Pero me encanta la nieve. La verdad es que si no estuviera nevando, y todo tan chulo, me habría dado mucho por saco tener que haber ido en transporte público o andando. (Además he tenido que rechazar una clase en Cronos, porque a la clase podía ir, pero no me daba tiempo a darla y llegar a huerto).

Pero me encanta la nieve. Me encanta. Me gusta andar por la nieve. De hecho desde que era muy pequeña, con 3-4-5 años no recuerdo que fuera tanto lo que cuajara, y estar todo el día así como hoy.

Me gusta lo bonito que se queda todo de blanco. Por no decir que prefiero trillones de veces que nieve a que llueva. La lluvia me deprime, la nieve me alegra. Se me ha pasado el cabreo por no irme de vacaciones la semana que viene (al final, me viene bien, no podríamos salir mañana, y seguiría perdiendo días. Si todo pasa por alguna razón.)

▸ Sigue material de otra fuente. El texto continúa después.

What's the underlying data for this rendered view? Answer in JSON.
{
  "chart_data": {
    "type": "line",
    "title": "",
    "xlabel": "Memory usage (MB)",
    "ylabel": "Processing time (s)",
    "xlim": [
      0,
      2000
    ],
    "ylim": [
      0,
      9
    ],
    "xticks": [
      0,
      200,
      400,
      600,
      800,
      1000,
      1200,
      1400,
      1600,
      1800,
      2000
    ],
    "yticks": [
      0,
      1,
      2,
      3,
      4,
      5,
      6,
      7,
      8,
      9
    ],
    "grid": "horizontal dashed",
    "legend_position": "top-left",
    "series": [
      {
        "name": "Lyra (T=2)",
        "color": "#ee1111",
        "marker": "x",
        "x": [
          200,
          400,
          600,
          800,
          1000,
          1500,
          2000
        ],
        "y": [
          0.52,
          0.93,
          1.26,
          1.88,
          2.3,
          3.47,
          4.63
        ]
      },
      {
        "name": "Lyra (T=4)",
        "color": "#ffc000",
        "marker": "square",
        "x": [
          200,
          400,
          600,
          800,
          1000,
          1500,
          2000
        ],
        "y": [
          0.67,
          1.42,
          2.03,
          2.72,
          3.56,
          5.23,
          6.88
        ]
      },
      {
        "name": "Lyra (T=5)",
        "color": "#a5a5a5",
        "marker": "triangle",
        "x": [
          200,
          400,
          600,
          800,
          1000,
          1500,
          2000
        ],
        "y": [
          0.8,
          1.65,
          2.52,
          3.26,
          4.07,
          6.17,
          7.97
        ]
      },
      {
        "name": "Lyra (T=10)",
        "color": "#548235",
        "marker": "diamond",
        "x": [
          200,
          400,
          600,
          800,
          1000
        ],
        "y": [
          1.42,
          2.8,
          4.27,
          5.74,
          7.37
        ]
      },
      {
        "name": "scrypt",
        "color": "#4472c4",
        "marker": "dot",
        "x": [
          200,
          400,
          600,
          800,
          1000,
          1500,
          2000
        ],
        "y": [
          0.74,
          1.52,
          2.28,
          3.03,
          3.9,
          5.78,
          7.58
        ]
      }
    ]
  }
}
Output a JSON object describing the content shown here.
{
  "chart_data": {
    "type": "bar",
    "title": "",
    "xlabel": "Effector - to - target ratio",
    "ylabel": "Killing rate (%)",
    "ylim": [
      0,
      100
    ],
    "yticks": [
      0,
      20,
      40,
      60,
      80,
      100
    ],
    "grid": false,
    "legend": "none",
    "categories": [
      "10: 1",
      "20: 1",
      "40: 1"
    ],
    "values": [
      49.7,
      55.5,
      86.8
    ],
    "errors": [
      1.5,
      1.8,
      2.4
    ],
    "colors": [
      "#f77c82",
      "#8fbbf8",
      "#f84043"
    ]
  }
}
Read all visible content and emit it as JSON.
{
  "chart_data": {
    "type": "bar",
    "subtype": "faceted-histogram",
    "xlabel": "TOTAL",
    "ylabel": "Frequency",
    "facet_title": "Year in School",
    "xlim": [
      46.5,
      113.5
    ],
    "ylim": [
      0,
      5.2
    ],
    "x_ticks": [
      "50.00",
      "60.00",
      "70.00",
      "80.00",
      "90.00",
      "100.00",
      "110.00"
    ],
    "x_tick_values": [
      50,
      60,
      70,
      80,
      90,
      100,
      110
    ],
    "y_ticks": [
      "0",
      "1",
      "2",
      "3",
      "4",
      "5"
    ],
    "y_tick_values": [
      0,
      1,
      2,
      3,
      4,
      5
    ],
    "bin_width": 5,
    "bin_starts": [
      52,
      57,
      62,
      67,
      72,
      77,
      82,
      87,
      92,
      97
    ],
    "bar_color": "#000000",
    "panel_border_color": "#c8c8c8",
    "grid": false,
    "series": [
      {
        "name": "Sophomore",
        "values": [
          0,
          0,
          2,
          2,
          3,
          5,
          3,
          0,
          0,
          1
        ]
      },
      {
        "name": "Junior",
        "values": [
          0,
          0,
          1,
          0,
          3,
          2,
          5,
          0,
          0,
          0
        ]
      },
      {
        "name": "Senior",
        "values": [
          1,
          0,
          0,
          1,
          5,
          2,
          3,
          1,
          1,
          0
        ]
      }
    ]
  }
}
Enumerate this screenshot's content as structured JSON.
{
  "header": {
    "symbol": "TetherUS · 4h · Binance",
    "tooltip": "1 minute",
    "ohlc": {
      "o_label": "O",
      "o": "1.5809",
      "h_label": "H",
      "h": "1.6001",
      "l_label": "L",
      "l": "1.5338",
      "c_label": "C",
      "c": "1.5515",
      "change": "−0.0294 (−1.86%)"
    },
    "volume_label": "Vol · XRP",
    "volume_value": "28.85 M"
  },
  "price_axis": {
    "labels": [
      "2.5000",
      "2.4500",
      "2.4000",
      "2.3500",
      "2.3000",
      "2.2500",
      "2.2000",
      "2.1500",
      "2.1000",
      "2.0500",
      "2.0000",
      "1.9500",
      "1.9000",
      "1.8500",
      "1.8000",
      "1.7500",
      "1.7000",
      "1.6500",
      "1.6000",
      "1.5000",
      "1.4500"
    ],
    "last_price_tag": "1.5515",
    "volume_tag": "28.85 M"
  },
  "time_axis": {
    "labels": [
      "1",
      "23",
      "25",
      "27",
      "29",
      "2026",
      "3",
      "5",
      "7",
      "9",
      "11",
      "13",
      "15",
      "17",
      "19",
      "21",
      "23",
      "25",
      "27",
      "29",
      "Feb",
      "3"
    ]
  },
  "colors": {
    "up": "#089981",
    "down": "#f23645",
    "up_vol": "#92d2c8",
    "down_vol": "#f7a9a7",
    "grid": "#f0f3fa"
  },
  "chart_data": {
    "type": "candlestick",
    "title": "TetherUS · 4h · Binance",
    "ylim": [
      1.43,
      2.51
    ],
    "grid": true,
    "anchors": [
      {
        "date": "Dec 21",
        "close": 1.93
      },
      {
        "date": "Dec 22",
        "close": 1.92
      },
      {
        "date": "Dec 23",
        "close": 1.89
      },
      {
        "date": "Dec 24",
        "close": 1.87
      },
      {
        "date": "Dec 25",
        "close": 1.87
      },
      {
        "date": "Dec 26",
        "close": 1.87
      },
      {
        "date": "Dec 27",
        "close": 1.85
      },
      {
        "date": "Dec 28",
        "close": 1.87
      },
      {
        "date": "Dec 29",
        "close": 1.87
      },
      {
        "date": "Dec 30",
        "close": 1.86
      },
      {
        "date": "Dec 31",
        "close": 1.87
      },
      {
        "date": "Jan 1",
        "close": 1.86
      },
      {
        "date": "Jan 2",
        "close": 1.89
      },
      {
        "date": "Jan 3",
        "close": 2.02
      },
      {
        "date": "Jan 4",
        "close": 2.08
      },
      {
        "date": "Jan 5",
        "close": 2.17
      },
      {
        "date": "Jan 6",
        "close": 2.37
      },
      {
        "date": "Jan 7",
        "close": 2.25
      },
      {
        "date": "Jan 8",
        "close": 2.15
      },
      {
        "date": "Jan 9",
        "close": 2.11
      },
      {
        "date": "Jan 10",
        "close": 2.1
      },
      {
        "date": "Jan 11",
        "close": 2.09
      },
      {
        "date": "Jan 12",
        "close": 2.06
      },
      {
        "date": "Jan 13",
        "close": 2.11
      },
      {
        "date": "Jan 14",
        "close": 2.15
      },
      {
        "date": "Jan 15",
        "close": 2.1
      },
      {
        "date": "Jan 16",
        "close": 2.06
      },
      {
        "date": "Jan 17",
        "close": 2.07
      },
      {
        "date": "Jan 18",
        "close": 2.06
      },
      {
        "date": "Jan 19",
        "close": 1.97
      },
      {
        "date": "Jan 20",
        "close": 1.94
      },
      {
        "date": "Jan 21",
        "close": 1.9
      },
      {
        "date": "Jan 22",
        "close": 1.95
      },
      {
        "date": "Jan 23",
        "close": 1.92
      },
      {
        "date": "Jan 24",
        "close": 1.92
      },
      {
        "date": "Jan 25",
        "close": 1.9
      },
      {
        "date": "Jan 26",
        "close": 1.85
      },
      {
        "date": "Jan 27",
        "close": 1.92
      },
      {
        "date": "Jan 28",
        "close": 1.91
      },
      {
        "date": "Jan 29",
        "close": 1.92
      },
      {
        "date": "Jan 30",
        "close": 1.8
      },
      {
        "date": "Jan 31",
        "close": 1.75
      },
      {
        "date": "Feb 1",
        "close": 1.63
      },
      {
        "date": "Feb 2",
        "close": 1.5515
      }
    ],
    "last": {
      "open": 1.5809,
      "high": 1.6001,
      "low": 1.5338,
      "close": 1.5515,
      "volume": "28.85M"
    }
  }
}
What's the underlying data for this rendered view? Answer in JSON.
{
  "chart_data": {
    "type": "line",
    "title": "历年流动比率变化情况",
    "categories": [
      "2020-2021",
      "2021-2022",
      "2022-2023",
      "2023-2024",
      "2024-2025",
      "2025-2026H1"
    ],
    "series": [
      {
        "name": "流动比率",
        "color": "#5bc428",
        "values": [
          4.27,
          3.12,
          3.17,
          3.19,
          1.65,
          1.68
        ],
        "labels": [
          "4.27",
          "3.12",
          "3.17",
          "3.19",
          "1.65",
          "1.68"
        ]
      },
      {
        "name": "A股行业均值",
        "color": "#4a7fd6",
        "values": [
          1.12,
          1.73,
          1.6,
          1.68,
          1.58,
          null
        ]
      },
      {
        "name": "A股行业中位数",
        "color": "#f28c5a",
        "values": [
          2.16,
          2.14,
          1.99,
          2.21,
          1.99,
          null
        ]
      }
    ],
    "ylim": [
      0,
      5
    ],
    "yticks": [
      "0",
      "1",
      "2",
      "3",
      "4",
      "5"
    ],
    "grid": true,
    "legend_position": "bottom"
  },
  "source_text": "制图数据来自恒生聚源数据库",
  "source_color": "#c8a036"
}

Me divierte, me hace sonreír. Si no de qué iba a haber ido andando. He visto mogollón de muñecos de nieve, con zanahorias, sombreros y escobas… Había algunos muy currados. Al que estaba “abandonado” con zanahoria, se me han adelantado unos niños que lo han saqueado para adueñarse de la nariz, y lo he pillado sin nariz.

Éste le habían hecho mis compañeros de la mañana en la pista de pádel.

Los parques estaban preciosos con la manta de nieve blanca, sin pisadas… (y mi casa)la nieve virgen ahi… esperando ser pisada… pero me da pena, soy incapaz de ensuciarla… voy por las huellas ya hechas si me es posible… aunque me encanta la sensación de pisar nieve.

Los árboles eran una verdadera maravilla… Además, he visto desde palmeras, que choca ver una palmera, que siempre la asociamos con sol y calor, cubiertita de nieve.

También pinos, abetos, una imagen más “típica” y más presente en la mente de todos, pero no por ello menos bonita.

Y hablando de contrastes, la piscina… con el aro, las hamacas de fuera… y la pisci climatizada… dentro estabas tan calentito y mirabas por los cristales y veías la nieve en todas partes, y veías nevar. Además los locos del cubano y Jesús se han salido en bañador a hacer un ángel, y a tumbarse en las hamacas llenas de nieve… ¡¡¡VAYA HUEVOS!!! Eso sí, luego al meterse en el agua caldosa… jaja.

Niños han ido bien pocos. Otra hora que hemos tenido cero patatero. Ya la hemos disfrutado, porque eso no se va a volver a repetir en muuuuuuuuuuuuucho tiempo. Así que hemos pasado un rato tirándonos bolas de nieve… pero dentro de la piscina… JAJAJAJA.